Mathematics, 2025, vol. 13, issue 4, 1-18

Abstract: This study addresses the cross-scenario challenges in pedestrian re-identification for public safety, including perspective differences, lighting variations, occlusions, and vague feature expressions. We propose a pedestrian re-identification method called EHAFF-NET, which integrates an enhanced hybrid attention mechanism and multi-branch feature fusion. We introduce the Enhanced Hybrid Attention Module (EHAM), which combines channel and spatial attention mechanisms. The channel attention mechanism uses self-attention to capture long-range dependencies and extracts multi-scale local features with convolutional kernels and channel shuffling. The spatial attention mechanisms aggregate features using global average and max pooling to enhance spatial representation. To tackle issues like perspective differences, lighting changes, and occlusions, we incorporate the Multi-Branch Feature Integration module.
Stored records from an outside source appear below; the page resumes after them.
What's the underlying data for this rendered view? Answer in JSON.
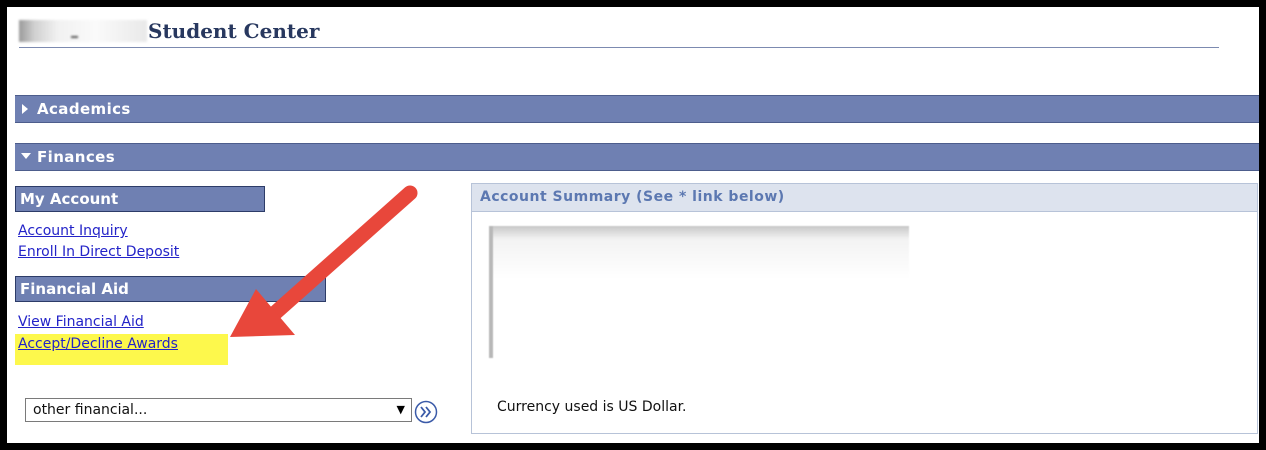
{
  "header": {
    "title": "Student Center"
  },
  "sections": {
    "academics": {
      "label": "Academics"
    },
    "finances": {
      "label": "Finances"
    }
  },
  "my_account": {
    "heading": "My Account",
    "links": [
      "Account Inquiry",
      "Enroll In Direct Deposit"
    ]
  },
  "financial_aid": {
    "heading": "Financial Aid",
    "links": [
      "View Financial Aid",
      "Accept/Decline Awards"
    ]
  },
  "other_financial": {
    "selected": "other financial..."
  },
  "account_summary": {
    "heading": "Account Summary (See * link below)",
    "currency_note": "Currency used is US Dollar."
  },
  "colors": {
    "section_bar": "#6f80b2",
    "link": "#2323c8",
    "highlight": "#fdf84c",
    "annotation_arrow": "#e8473b"
  }
}
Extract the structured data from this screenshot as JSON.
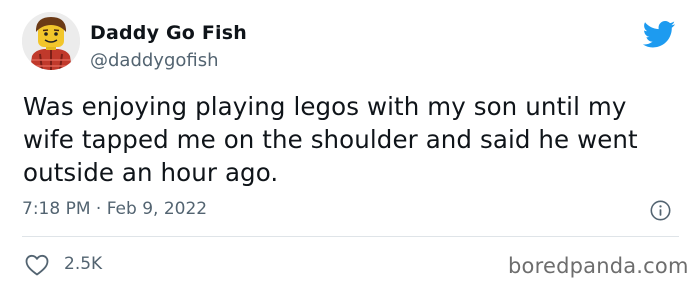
{
  "author": {
    "name": "Daddy Go Fish",
    "handle": "@daddygofish"
  },
  "tweet": {
    "text": "Was enjoying playing legos with my son until my wife tapped me on the shoulder and said he went outside an hour ago.",
    "timestamp": "7:18 PM · Feb 9, 2022",
    "likes": "2.5K"
  },
  "icons": {
    "brand": "twitter-bird-icon",
    "info": "info-icon",
    "like": "heart-icon"
  },
  "colors": {
    "twitter_blue": "#1d9bf0",
    "secondary_text": "#536471"
  },
  "watermark": "boredpanda.com"
}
The global branch captures overall information with global average pooling, while the local branch integrates features from different layers via the Diverse-Depth Feature Integration Module (DDFIM) to extract multi-scale semantic information. It also extracts features based on human proportions, balancing high-level semantics and low-level details. Experiments demonstrate that our model achieves a mAP of 92.5% and R1 of 94.7% on the Market-1501 dataset, a mAP of 85.4% and R1 of 88.6% on the DukeMTMC-reID dataset, and a mAP of 49.1% and R1 of 73.8% on the MSMT17 dataset, demonstrating significant accuracy advantages over several advanced models.

Keywords: attention mechanisms; deep learning; feature extraction; multi-branch feature fusion; pedestrian re-identification (search for similar items in EconPapers)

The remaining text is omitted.